The café serves espresso drinks, pastries, and breakfast burritos and breakfast sandwiches, and features indoor and outdoor seating. Hours are 6 a.m. to 6 p.m. Monday through Saturday, Sunday 7 a.m. to 6 p.m.
Muffins and cinnamon rolls are provided by Sugar and Salt of Vancouver and Barb’s in Troutale, and the burritos are made daily by LaCasa in Stevenson. Hidden River Roasters, new in Camas, provides the coffee.
“It’s neat, too, that we get to help other businesses,” Sobaski said. “Having customers like us is really helping the other businesses.”
The small coffeehouse fills a niche that the partners saw needed filling in Cascade Locks.
“I think Cascade Locks needs something like this. It’s a start. We love people and we love community,” McCormick said.
Said Sobaski, “It’s really neat, we have a really good time getting to know people.”
“It’s a smaller space so we had to go bright to make it a little bit bigger. We did a lot of research online,” McCormick said. Easy chairs, two small tables and a glossy wood communal table are juxtaposed with the word “Joy” written large on one bright white wall. Service is across the counter or through a walk-up window in front.
“Through the last year we went through every detail that’s in here and hashed it out: The lights, and color for the walls, everything,” McCormick said. “We had a vision and we both came together and made it.”
“We kind of jumped into the business together,” Sobaski said. “We’re friends and now business owners together.”
They also attend the same church in Stevenson, Living Faith, a connection that led to choosing a business name with multiple meanings.
McCormick said she was sharing with her sister “about following up on the dream.
“I had lost a sister recently to cancer (Dacia McCormick of Corbett, who died June 15) and we were brainstorming different things in the shop, and my sister said, ‘Oh, put a sign up, ‘Are you thirsty?’ I said, ‘Oh my gosh, that’s the name.’”

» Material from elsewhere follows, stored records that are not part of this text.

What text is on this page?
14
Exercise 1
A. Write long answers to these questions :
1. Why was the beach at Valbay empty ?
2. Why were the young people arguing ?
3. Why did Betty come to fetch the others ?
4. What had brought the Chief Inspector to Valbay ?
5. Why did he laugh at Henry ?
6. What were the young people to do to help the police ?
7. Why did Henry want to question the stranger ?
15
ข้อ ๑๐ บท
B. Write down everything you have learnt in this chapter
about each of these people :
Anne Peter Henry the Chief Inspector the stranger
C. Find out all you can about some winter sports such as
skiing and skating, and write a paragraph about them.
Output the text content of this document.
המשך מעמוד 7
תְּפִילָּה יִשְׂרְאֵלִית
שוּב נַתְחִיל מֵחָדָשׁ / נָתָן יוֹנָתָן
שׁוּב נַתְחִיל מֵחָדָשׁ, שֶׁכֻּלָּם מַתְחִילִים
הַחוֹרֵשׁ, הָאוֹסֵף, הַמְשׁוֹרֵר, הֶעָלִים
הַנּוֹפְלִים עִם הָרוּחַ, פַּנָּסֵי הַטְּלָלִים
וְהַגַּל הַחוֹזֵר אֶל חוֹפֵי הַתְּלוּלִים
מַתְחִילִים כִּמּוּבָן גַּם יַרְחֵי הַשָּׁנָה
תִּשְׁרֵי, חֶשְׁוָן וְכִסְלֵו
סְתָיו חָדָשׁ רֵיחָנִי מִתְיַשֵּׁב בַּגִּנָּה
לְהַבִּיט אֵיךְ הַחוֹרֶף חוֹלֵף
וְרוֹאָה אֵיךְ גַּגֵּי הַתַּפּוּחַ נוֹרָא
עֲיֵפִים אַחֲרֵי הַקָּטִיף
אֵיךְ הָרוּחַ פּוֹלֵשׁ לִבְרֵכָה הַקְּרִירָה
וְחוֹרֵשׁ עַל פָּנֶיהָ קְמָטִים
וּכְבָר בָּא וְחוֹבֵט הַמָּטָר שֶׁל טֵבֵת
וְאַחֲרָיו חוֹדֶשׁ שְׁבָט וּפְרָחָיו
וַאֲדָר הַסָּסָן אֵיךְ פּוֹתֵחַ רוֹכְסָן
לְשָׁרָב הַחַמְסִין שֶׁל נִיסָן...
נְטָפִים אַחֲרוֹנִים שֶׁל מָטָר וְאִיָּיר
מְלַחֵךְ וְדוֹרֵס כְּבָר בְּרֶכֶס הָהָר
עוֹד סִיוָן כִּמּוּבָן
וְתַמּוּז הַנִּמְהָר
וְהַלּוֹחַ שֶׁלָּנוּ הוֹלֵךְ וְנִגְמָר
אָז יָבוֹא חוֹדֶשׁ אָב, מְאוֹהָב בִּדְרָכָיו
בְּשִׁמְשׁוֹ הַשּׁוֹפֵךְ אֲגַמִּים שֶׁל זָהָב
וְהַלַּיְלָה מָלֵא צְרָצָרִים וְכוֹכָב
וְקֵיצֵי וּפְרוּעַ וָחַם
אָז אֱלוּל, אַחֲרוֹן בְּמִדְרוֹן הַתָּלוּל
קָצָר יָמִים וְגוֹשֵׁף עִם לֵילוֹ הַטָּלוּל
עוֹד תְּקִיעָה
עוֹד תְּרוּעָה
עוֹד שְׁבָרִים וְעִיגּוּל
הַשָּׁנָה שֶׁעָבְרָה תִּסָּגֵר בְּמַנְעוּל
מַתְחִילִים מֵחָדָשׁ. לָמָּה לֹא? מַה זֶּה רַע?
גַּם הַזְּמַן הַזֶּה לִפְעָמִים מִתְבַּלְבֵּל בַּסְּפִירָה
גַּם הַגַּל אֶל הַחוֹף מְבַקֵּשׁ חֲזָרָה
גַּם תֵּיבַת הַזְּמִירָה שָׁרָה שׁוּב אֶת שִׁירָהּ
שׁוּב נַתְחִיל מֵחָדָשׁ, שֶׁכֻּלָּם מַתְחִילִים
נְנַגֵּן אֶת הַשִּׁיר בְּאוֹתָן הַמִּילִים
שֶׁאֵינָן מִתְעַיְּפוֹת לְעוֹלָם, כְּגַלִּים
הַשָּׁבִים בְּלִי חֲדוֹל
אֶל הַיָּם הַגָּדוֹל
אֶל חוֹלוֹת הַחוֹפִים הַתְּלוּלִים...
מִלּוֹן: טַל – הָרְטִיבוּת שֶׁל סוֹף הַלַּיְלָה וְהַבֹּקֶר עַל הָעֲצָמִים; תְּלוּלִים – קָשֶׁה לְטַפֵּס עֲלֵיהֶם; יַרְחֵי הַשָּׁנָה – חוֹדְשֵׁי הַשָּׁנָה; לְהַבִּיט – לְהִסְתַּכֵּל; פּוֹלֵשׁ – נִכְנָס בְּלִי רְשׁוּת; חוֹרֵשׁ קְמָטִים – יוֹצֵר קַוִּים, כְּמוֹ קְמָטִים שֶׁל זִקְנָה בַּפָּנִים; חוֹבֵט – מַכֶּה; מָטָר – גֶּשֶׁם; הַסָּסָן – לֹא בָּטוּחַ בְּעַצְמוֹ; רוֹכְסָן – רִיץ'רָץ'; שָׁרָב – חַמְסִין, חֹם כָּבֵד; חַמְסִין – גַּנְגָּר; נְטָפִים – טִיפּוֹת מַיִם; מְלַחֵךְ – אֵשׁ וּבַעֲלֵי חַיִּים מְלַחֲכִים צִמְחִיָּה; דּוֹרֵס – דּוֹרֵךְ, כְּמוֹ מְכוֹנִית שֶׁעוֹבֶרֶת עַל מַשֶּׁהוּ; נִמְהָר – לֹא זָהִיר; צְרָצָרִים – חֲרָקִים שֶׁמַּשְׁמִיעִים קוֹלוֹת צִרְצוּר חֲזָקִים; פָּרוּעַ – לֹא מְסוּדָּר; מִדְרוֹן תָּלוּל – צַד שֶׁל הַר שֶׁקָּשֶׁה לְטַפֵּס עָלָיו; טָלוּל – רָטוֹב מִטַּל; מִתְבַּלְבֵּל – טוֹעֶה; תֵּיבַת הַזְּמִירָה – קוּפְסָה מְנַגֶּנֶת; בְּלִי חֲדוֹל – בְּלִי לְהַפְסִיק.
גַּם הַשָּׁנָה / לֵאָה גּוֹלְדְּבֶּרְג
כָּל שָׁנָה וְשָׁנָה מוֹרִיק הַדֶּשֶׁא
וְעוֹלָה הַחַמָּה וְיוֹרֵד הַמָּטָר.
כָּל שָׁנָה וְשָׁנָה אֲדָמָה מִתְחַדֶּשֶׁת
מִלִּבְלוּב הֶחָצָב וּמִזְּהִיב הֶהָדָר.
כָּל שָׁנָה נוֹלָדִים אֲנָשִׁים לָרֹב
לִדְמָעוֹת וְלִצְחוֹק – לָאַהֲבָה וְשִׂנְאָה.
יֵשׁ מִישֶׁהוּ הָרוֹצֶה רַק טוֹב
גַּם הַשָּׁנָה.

McCormick continued that there was a counterpoint to the concept of being thirsty:
“My sister’s passing was a very spiritually beautiful time. It was really tragic but also really beautiful, but it was like she was thirsty for God, for growth, for praising, and it all just kind of came together.”
McCormick and Sobaski met through Dacia, with church members taking turns bring the family meals.
“After we did that, Shawna got in touch with me, and we have a lot of same friends via church so we knew each other,” in the past year.
Sobaski formerly managed Skamania Store on Highway 14, and McCormick opened a photography studio in 2012; Brooklynn Studios, named for her daughter, is located in the other half of the café building.
“When I had my daughter I fell in love with portraits,” McCormick said. The photography business has been slow of late as she worked to create the café.
“I’m finally trying to get back in. The new business took a lot of time,” she said, laughing.